Children at Welton Primary School have enjoyed an action-packed collaborative STEM week taking part in a range of activities involving the subject areas of Science, Technology, Engineering and Maths.

Throughout the week, individual classes produced a STEM-based demonstration activity to be shared at the whole school STEM Fayre. The activities were based around the theme of ‘time’ and ranged from who could beat the clock to successfully move a marble through a pizza box marble run to designing a raft to float for the longest time.

Throughout the day, different classes joined by parents toured the fayre and had fun taking part in the activities on offer.

Gracie (Year 3) said, “I liked showing people how our experiment worked in the fayre. People kept coming over to see what it was about.”

Hannah (Reception) was pleased that parents had been invited in, “It was so nice when mummy came in because we could do every challenge together.”

At the fayre, staff and Welton families also brought together a collection of technological devices from the past for the children to look at and compare to modern-day equipment.

Welton children were also allowed to take part in the home school challenge: ‘Create the ultimate time machine’! A fantastic array of entries were received with Rebecca (Year 3) and Oliver (Year 1) receiving STEM prizes for their winning entries - kindly funded by the PTFA. Teacher Debbie Stevens said “We were impressed by the number of families who had embraced the challenge and worked together to create such unique entries. I think we may have some inventors of the future here at Welton!”

As well as STEM learning taking place in school, a group of KS2 children attended a workshop led by Somervale teacher Alice Low who was excited to teach children how to examine blood cells under a microscope. Alice fed back that the Welton children were brilliant and super enthusiastic! The two schools plan to collaborate around STEM with groups of children soon.

On Wednesday, Year 3 were lucky enough to visit Root Connections in Stratton on the Fosse, putting to good use the class set of waterproofs funded by Radstock and Westfield Big Local. A springtime woodland walk and scavenger hunt were followed by preparing, cooking and tasting parsnip soup - using parsnips freshly dug by Welton children that morning.
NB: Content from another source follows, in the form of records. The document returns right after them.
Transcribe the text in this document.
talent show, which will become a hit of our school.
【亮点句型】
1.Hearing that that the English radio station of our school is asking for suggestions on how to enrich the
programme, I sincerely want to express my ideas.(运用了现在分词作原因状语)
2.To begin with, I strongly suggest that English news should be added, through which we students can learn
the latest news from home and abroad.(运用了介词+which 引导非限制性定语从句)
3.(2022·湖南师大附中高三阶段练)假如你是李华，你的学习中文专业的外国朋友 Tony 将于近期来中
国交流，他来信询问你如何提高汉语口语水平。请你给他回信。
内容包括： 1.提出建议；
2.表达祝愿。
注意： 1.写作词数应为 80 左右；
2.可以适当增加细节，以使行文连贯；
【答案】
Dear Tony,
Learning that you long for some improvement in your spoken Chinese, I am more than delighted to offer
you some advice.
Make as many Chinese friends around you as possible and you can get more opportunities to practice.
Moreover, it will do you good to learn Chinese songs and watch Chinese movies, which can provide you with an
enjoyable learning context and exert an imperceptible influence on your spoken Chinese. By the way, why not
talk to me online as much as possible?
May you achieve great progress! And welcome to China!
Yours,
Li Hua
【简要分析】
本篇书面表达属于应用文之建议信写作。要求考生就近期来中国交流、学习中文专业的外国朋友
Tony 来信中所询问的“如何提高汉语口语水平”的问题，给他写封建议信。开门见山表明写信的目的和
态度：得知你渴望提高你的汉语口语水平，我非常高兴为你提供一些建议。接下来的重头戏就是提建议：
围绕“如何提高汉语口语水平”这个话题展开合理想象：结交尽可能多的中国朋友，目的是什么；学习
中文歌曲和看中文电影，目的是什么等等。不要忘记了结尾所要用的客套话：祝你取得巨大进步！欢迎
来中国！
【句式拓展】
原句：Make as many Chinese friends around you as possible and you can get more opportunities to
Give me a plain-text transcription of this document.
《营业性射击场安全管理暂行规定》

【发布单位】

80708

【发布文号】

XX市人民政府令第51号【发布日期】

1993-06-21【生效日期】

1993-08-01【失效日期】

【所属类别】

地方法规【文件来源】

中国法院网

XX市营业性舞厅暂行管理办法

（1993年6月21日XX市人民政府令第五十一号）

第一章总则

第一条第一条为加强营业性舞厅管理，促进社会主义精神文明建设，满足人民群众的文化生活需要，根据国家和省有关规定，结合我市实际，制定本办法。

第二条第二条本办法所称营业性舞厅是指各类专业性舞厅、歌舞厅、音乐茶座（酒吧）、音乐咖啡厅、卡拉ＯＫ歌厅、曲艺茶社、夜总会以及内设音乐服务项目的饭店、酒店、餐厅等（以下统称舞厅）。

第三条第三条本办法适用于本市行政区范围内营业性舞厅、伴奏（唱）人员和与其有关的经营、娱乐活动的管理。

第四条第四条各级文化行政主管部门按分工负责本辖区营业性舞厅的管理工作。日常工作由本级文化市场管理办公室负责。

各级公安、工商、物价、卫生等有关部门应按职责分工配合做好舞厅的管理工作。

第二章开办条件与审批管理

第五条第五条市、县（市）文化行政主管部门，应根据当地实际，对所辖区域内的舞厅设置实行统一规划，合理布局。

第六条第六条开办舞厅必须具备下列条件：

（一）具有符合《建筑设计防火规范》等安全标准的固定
A whole school STEM collaborative project took place on Tuesday where children across the school joined together in mixed-age house teams to take part in a challenge to create the tallest tower (using only 30 sheets of paper and one roll of masking tape) which would hold a can of baked beans for 10 seconds.

Headteacher John Snell was particularly impressed with the collaborative skills on display. “One of our key school values is collaboration so it was fantastic to see the children working so well together to solve a tricky problem. A real-life skill!”

The winning team was Tyning House with their reward to help design new playground markings which are soon to be added to the playground at Welton.